Menyanyikan lagu Indonesia Raya sebelum perayaan ekaristi merupakan sebuah simbol yang mendalam dari rasa cinta dan pengabdian kepada tanah air. Dalam momen tersebut, umat berkumpul tidak hanya untuk berdoa dan memuji Tuhan, tetapi juga untuk memperkuat ikatan kebangsaan di antara mereka. Lagu kebangsaan yang menggema di dalam gereja menghadirkan suasana kebersamaan yang kental, meneguhkan bahwa cinta pada Tuhan dan cinta pada tanah air adalah dua hal yang saling melengkapi. Dalam Gereja Katolik ada istilah yang dikumandangkan oleh Mgr Albertus Soegijopranata, SJ: "Per Ecclesiam, pro Patria, Melalui Gereja untuk Negara." Gereja menjadi wadah yang menyatukan semangat kebangsaan karena gereja menjadi Indonesia mini. Di dalam gereja berkumpul orang dari berbagai latar belakang SARA.
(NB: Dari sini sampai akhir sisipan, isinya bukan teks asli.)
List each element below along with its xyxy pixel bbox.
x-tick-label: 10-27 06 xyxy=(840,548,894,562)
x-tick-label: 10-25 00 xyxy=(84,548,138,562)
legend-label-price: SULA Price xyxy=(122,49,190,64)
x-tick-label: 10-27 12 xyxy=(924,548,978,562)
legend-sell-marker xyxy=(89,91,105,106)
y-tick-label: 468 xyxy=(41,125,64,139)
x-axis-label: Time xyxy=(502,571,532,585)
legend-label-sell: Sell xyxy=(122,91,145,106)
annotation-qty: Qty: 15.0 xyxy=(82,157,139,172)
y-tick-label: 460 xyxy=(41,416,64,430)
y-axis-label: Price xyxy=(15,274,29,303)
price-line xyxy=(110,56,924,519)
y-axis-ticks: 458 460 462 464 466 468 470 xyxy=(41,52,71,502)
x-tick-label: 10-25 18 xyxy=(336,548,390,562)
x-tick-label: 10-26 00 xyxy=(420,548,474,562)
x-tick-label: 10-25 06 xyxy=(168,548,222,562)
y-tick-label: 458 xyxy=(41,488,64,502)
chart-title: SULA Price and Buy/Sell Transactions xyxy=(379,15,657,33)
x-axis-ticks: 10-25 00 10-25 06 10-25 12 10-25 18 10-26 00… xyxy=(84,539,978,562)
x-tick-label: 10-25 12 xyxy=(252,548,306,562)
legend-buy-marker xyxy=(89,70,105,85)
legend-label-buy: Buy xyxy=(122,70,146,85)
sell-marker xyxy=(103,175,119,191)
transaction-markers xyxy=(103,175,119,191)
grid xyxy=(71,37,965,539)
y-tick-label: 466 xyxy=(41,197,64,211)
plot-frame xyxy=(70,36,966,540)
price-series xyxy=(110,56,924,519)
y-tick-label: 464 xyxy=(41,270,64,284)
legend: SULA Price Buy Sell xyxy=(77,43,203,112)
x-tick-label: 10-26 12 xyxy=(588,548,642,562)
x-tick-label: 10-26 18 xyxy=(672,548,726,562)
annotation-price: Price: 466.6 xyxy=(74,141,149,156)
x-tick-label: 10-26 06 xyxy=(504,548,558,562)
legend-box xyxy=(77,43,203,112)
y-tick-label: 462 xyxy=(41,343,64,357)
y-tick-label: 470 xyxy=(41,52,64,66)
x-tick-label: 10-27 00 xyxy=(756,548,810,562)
Melalui nyanyian ini, umat diajak untuk merenung tentang perjuangan dan pengorbanan para pahlawan bangsa. Lagu Indonesia Raya mengingatkan kita pada jasa mereka yang telah berjuang demi kemerdekaan dan kemajuan negeri ini. Dalam suasana sakral perayaan ekaristi, doa-doa yang dipanjatkan juga mencakup harapan dan berkat bagi bangsa dan negara. Ini menjadi momen refleksi yang menyentuh, ketika umat tidak hanya berdoa untuk keselamatan jiwa, tetapi juga untuk kesejahteraan dan kemajuan tanah air tercinta.

Setelah perayaan ekaristi (misa), kebersamaan umat dalam menyanyikan lagu Indonesia Raya berlanjut dalam kehidupan sehari-hari. Perasaan bangga dan cinta tanah air yang telah dikuatkan dalam suasana sakral akan tercermin dalam tindakan dan perilaku mereka. Dengan demikian, menyanyikan lagu kebangsaan sebelum perayaan ekaristi tidak hanya menjadi sebuah ritual, tetapi juga sebuah komitmen untuk terus berkontribusi positif bagi bangsa dan negara, memperkuat semangat nasionalisme dalam setiap langkah kehidupan.

Alangkah indahnya jika kebiasaan yang dilakukan di Gereja Katolik Santo Yohanes Rasul Pringwulung, Condongcatur, Depok, Sleman, DIY, Keuskupan Agung Semarang ini menginspirasi Gereja Katolik lainnya di seluruh Indonesia. Ya, sebuah upaya menanamkan rasa nasionalisme dan patriotisme mulai dari Rumah Doa.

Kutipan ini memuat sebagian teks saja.